Her grades are suffering? What kind of grades does she get in kindergarten?
She is graded on so many things. Mostly letters, numbers, counting, letter sounds, reading, days of the week, that sort of thing. She does get a report card. The way they work is 1-proficient. 2-partially proficient. 3- area of concern. Her last report card she did have several 3s. Her teacher told me she had no way of knowing if she really knew the imformation or not, because she won't answer her when she asks so she gets a 3. Her teacher fears she will have a hard time adjusting to first grade.
It sounds like she is intimidated. Is she this way with other adults outside of her parents or family? I also wonder if maybe when she has spoken up she was not acknowledged or told she was wrong? Just guessing here, but that might make her afraid to speak up.
Hi. Is your daughter young for her class? Does she have a summer birthday? Is this her first school experience or did she attend preschool? All of these things can make a difference in how she adjusts to a school setting.
How has your daughter been in other situations with adults she didn't know well? How does she get along with your friends or parents of her play mates? Is this new for her to have this anxiety over speaking to a teacher?

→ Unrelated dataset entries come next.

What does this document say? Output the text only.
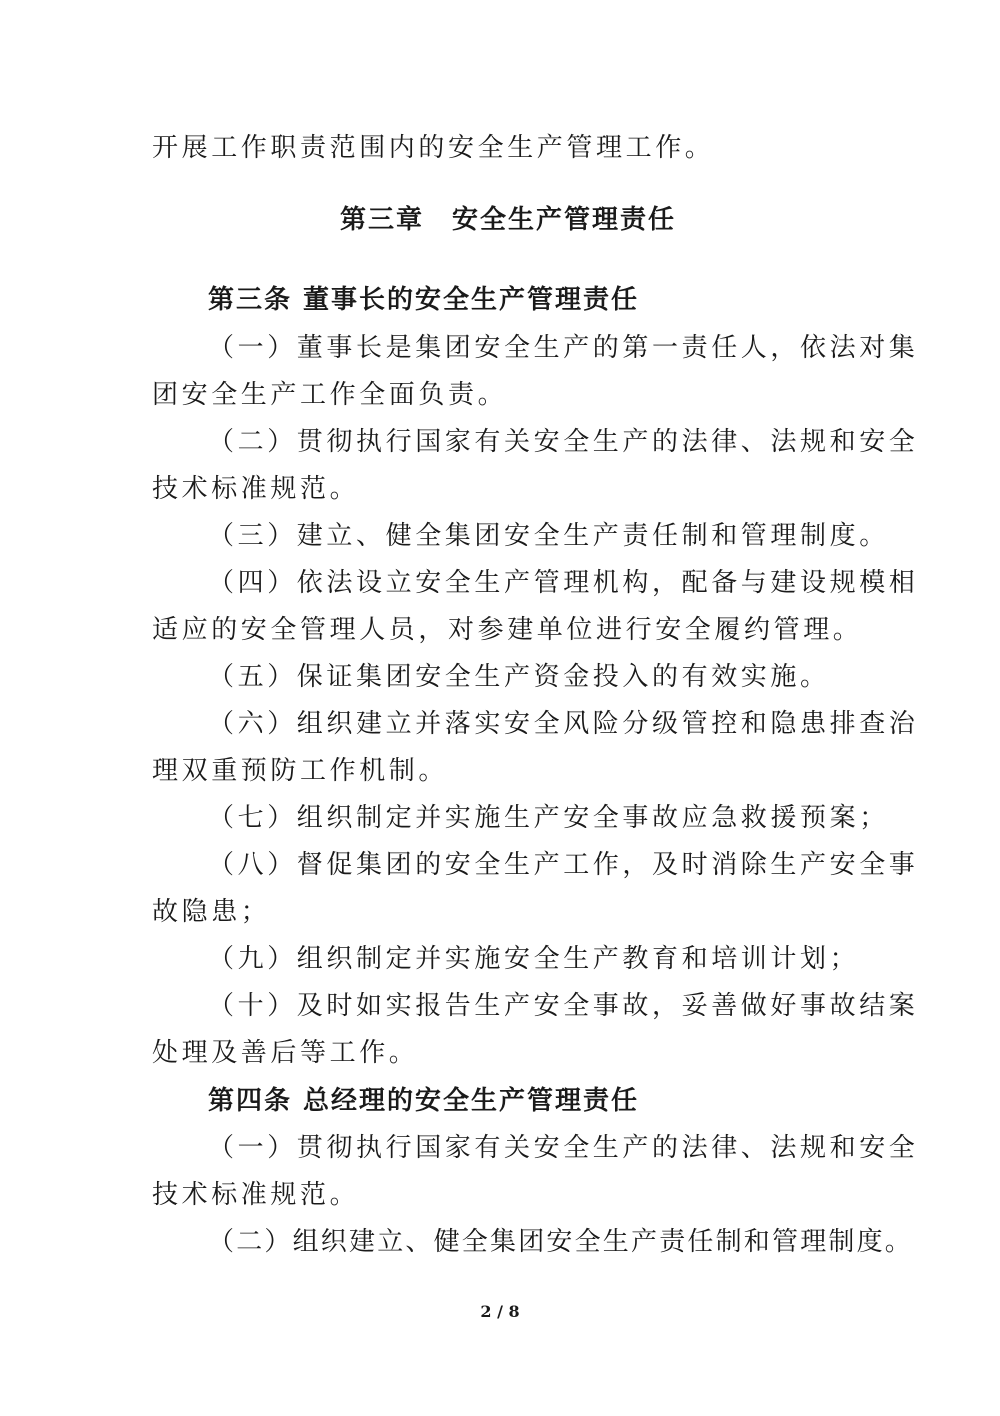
开展工作职责范围内的安全生产管理工作。
第三章　安全生产管理责任
第三条 董事长的安全生产管理责任
（一）董事长是集团安全生产的第一责任人，依法对集
团安全生产工作全面负责。
（二）贯彻执行国家有关安全生产的法律、法规和安全
技术标准规范。
（三）建立、健全集团安全生产责任制和管理制度。
（四）依法设立安全生产管理机构，配备与建设规模相
适应的安全管理人员，对参建单位进行安全履约管理。
（五）保证集团安全生产资金投入的有效实施。
（六）组织建立并落实安全风险分级管控和隐患排查治
理双重预防工作机制。
（七）组织制定并实施生产安全事故应急救援预案；
（八）督促集团的安全生产工作，及时消除生产安全事
故隐患；
（九）组织制定并实施安全生产教育和培训计划；
（十）及时如实报告生产安全事故，妥善做好事故结案
处理及善后等工作。
第四条 总经理的安全生产管理责任
（一）贯彻执行国家有关安全生产的法律、法规和安全
技术标准规范。
（二）组织建立、健全集团安全生产责任制和管理制度。
2 / 8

As a child, I was extremely shy (my husband doesn't believe me . . . LOL) and this was an area that we constantly worked on. When I look back at my Kinder and 1st grade report card, there was constant correspondance about my progress to talk in class. But I was a shy child over all.
Does your daughter do the written work in the classroom? My son is in kindergarten and they have writer's workshop, and math sheets, and all kinds of written things to back up what they are learning. They do read to the teacher which I guess you are saying your daughter will not do. Would she read to another child with the teacher conveniently listening? Oh, and when at home----------- can she do all the material at school with no problem?
I would volunteer in the class and see what you think is going on. Always speak highly of school and try not to make her feel funny for not talking which compounds the problem. She may be anxious and self conscious and you do not want to add to it.
And if there is a suggestion to repeat kindergarten, it is not an awful thing. It is the absolute best year to repeat and having her get the right start to her school career is important. Work with the school to find the best answer. good luck
I suspect your daughter suffers from "selective mutism". It is one of the behaviours of anxiety. The best site on the internet for information is "selectivemutism.org" where I might suggest you begin by reading the FAQ's. The fact that your daughter speaks to her peers is very good news - it means her anxiety is not overly severe. By the way, if sm (shortform for selective mutism) is the issue, your daughter is not "refusing" to speak; she is "unable" to speak due to her perceived unsafe and uncomfortable environment.
At this point, the best thing that you can do is educate yourself on this disorder and then be patient with your daughter (but don't get into the habit of coddling her or covering for her). One of the best books you can get to help your teacher (as well as yourself) understand this disorder is "The Ideal Classroom Setting for the Selectively Mute Child" by Elisa Shipon-**** (can be purchased on-line, bookstores or borrowed from your public library - maybe the school district would purchase a copy for their professional library). There are many ways a selectively mute child can be evaluated without speach; the teaching staff just need to be made aware and this book will aid them.
If you feel that sm might be the issue with your daughter and have any questions, please feel free to write. All the best ....
She might be quite intimidated by all the grading, and the emphasis placed on it. It could lead to the kind of issues people are writing about.